Now would be the time
To open a fast food restaurant in the mall 24 hour service to support all of those employees. Wish I could afford to do this :(
Amazon is reportedly in talks with realtors to buy and remake the US locations of bankrupt Sears and JC Penney into Amazon fulfillment centers. The Wall Street Journal cites sources familiar in reporting that Simon Property Group, a commercial retailer specializing in mall locations, was in talks with the Bezos' bunch to sell …
Yes. Ordered a USB-charger adapter for an iPaq about 15 years ago. It was about 1.5cm x 3cm x 0.5cm. Normal people would put that in an A6 jiffy bag. HP taped it to the bottom of a box big enough to take a Proliant Server. Delivery driver thought he had been given an empty box to deliver and had the "report damaged delivery" form ready for me.
I remember speccing a Proliant with a tape drive some years back. The HP configuration builder stated that I needed to order a cable to connect the tape drive to the server.
When the parts finally arrived, not only did I find that the tape drive already included the required cable, but the surplus cable I was told I needed actually came in a larger box than the tape drive (and cable).
Absurd.
HP have a huge stock of big cardboard boxes. Why waste time and effort remanufacturing big boxes into smaller boxes when you can use the big boxes just as easily?

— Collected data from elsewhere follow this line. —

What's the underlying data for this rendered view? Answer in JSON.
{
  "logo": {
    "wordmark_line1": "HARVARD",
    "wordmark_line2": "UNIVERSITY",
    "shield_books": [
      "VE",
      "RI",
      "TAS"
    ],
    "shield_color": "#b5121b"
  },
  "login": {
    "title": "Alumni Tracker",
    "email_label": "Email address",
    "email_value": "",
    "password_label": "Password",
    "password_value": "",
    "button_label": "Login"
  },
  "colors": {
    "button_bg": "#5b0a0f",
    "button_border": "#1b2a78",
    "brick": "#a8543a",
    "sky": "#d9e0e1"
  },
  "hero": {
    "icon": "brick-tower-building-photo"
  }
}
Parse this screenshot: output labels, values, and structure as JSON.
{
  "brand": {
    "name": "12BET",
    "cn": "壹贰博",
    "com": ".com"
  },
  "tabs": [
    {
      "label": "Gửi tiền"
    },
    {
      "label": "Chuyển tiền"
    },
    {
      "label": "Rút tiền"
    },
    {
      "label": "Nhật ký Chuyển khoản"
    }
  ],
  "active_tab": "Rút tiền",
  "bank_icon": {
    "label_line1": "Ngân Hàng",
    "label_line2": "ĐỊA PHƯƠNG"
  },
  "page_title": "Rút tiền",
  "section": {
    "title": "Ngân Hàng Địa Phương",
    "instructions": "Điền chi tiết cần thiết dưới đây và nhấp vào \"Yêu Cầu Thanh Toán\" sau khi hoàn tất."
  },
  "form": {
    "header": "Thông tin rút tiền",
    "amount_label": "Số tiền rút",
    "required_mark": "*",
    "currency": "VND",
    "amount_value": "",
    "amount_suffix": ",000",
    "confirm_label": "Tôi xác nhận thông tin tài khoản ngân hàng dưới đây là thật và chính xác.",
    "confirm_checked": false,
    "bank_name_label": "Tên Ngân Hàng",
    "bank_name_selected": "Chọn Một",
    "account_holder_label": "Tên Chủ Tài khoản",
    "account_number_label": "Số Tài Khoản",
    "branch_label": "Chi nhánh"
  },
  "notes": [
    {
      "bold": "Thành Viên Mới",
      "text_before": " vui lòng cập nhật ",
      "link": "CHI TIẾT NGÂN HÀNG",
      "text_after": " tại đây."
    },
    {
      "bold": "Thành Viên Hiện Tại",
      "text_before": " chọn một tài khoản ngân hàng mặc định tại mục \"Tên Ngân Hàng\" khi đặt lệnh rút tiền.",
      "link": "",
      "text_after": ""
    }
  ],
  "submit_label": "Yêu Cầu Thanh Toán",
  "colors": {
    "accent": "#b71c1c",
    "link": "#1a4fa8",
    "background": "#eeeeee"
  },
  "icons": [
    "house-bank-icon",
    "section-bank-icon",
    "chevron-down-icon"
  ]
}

It may look silly, but if the cost of shipping a large, practically empty box is less expensive - and more importantly, far less harmful to the environment - than recycling all those big boxes into smaller ones, then surely it makes sense to use the box as it is and let the consumer recycle it when it has been used?
And here I was thinking that boxes could be manufactured in a variety of sizes. Today I learned that all boxes start life as Proliant server boxes, and smaller boxes are “recycled” from those.
(Edit: rereading the post I replied to, I can’t tell now whether the the OP was joking or serious.)
In the 70's both Sears and JCPenney had catalog pick-up locations. I guess because shipping was so expensive. You'd order something from the catalog (!) and it would ship to the closest pickup spot. Where I grew up there was a small pick-up spot in town.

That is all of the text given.